+ and - 1 are too slow to be of much use unless the range is very short
(i.e. 1 to 10 with 10 being completely trusted, and 1 being completely
untrusted).  If we split the allocation between report and validation, we
could have +1 for success, +1 for validation (for a total of +2 for a
successful valid result), and -1 for error and -2 for invalid (for -1 for
each of the cases of unsuccessful and successful but invalid).  The invalid
punishment has to be -(success reward) + (whatever the punishment for an
invalid result should be - which is a negative number).  To make it
completely balanced, it would be 0.5 for reward for each of success and
valid, and -1 for unsuccessful and -1.5 for successful but invalid.

We also need to catch validation errors has has been proven by the ongoing
CUDA problem where CUDA cards start returning junk after a while and it
takes a computer reboot to correct the problem.

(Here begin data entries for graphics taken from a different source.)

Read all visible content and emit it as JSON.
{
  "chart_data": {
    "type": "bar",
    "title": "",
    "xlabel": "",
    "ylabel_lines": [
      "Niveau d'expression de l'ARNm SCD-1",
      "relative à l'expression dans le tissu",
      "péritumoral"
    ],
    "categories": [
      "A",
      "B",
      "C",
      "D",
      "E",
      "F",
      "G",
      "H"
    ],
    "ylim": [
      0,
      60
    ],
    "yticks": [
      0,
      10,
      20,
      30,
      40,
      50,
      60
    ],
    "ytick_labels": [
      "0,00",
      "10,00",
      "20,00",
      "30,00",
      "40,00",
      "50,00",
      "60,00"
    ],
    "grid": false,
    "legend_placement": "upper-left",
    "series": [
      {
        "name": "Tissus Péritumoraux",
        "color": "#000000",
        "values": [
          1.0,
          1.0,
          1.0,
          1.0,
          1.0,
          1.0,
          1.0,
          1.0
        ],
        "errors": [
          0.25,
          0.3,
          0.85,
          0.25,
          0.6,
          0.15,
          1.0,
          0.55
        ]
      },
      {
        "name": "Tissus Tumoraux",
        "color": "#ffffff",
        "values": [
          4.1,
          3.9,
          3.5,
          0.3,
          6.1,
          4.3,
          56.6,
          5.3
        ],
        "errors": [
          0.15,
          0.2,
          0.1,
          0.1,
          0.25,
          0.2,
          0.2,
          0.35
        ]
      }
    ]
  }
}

Which is the more stringent requirement depends on run times.  If a task
takes minutes to error out, the maximum # of tasks in progress is the more
stringent.  If it takes over a day / task, then the max # downloads is the
more stringent requirement.  Since the project should protect itself
against slow problems as well as fast problems, I am not completely certain
that is the right division.

Perhaps if a host is in state #2, we allow a per individual resource
allocation / day.  The allocation in state #2 should reduce as we become
more suspicious of the resource type.  If the host is in state #3, we allow
an allocation per resource type / day (preferably an allocation of one for
each of CPU and each GPU type).  If we know it is a problem, we are waiting
for the host to be fixed.

I would suggest that the punishment and quota be per resource type instead
of per host.  It is quite possible that the CPU is crunching merrily along
but the GPU is failing every task.  Of course, if there are two different
brands of GPU, each one could have different failure modes...

jm7


                                                                           
             Kevin Reed                                                    
             <[email protected]                                             
             m>                                                         To 
             Sent by:                  David Anderson                      
             <boinc_dev-bounce         <[email protected]>            
             [email protected]                                          cc 
             u>                        BOINC Developers Mailing List       
                                       <[email protected]>        
                                                                   Subject 
             05/26/2010 05:04          Re: [boinc_dev] host punishment     
             PM                        mechanism revisited                 
                                                                           
                                                                           
                                                                           
                                                                           
                                                                           
                                                                           





David,

I would suggest that there is three states for a host:

1) It has proven to be reliable
2) We are suspicious of it
3) We know it has a problem

If it is in state #1, then it should be allowed to compute without limit
If it is in state #2, then it should have a limit on the max number of
results it can have in progress for the app version
If it is in state #3, then it should have a limit on the max number of
results for the day that it can process

There would be a parameter that would be something like
<host_app_version_limit>X<host_app_version_limit>.  Each host has a
host_app_version value 'Y'.

Y is initialized for a new host to 50% of X
When a success result is returned Y is incremented by one until it reaches
X
When a error result is returned Y is decremented by one until it reaches X

When Y == X, then the host has no restrictions based on this value for the
# of results in progress it can have for app version
When Y == 1, then the host can only have one result per day for the app
version
When Y < X && Y > 1 then the host can have Y results in progress per
processing unit for the app_version

This mechanism will allow a computer to run an unlimited amount of work per
day as long as Y is greater than 1.  It just can't build up a large cache
unless Y==X.

This mechanism also should have a limited impact on the database as most
computers will be at either Y == 1 or Y == X so there will be few queries
to see how many results in progress there are.

Kevin Reed




From:        David Anderson <[email protected]>
To:          BOINC Developers Mailing List <[email protected]>
Date:        05/24/2010 02:03 PM
Subject:           host punishment mechanism revisited



The BOINC scheduler has a mechanism called "host punishment"
designed to deal with hosts that request an infinite sequence of jobs,
and either error out on them or never return them.

It works like this: there's a project parameter called "daily result
quota",
say 100.  Every host starts off with this quota.
If it returns an error or times out, the quota is decremented down to,
but not below, 1.  If it returns a valid result, the quota is doubled.
The idea is that faulty hosts are given 1 job per day
to see if they've been fixed.

Recently this mechanism was changed from per-project to per-app-version,
the idea being that a host might be erroring out on a GPU version
but not the CPU version.

However, the basic mechanism is somewhat flawed:

1) What if a fast host can do more than 100 jobs a day?
We could increase the default quota, but that would let bad hosts
trash that many more jobs.

2) It takes too long for a fixed host to ramp up its quota.

The bottom line: as long as a host is sending correct results,
it shouldn't have a daily quota at all.

---------

If anyone has ideas for how to change the host punishment mechanism,
please let me know.
I'll think about it and post a proposal at some point.